By: Mariaan Webb
20th April 2006
The merger between the two chrome mining companies was approved unconditionally and would enable IMR to acquire 32,5% of the issued shares of Kermas South Africa, a subsidiary of the Kermas group.
The group, which is incorporated under the laws of the British Virgin Islands, last year bought the Samancor Chrome division from BHP Billition and Anglo American. It incorporated Samancor Chrome under the auspices of the locally-listed Kermas South Africa.

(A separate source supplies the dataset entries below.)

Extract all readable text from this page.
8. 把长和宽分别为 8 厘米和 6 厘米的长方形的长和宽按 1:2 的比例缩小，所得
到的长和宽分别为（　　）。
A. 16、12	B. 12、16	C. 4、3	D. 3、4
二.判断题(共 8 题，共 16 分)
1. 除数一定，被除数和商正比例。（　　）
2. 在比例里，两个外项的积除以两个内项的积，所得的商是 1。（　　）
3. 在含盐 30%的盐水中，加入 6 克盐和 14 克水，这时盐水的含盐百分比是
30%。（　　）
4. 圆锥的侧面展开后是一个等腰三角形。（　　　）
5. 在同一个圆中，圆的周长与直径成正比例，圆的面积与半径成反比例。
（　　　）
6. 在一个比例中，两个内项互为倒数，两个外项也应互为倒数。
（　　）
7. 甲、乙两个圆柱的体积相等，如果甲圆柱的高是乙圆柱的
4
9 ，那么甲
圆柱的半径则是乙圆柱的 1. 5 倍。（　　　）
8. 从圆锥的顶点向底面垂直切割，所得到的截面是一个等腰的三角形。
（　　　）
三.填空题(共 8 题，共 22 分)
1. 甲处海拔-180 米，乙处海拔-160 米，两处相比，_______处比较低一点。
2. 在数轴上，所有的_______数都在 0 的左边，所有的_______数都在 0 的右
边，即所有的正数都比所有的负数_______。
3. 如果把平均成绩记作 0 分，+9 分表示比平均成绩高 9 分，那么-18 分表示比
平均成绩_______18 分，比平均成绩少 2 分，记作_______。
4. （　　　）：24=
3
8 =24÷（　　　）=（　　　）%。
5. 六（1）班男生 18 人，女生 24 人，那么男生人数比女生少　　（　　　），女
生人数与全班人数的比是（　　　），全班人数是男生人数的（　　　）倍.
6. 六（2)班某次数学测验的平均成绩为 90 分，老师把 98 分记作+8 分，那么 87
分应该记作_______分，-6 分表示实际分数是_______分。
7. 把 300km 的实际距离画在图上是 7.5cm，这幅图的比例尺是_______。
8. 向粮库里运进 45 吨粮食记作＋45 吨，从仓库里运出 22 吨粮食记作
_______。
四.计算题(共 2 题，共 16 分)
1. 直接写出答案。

Speaking on behalf of Kermas South Africa, former Samancor Chrome CEO Jurgen Schalamon told the tribunal that the merger between the ferrochrome producers would enable Kermas South Africa to increase its capacity locally, as it would enable the group to undertake more projects in South Africa.
An exchange of technology could also improve efficiencies and the merger would not imply the reduction of any personnel.
Columbus Stainless Steel purchasing manager Theresa Meyer told the tribunal that the merger would not impact negatively on Columbus and the long-term ferrochrome supply contract it had with Samancor Chrome. However, this contract would expire next year.
Both Meyer, and ferrochrome producer Hernic Ferrochrome CEO Colin Bain, who was in the witness stand, reasoned that the proposed merger would not affect prices negatively in the industry and would not push up prices.
Kermas South Africa last week announced the conclusion of a black economic-empowerment (BEE) transaction with the Batho Barena Consortium, led by Ehlobo holdings.
When asked what the effect of the merger would be on the empowerment partner, Kermas’s lawyer Ilse Gaighter commented that “it was still to be agreed upon”.
Kermas South Africa also said, last week, that the BEE transaction would involve Samancor Chrome being rebranded to Samancor-Batho and Kermas South Africa would become Kermas-Ehlobo.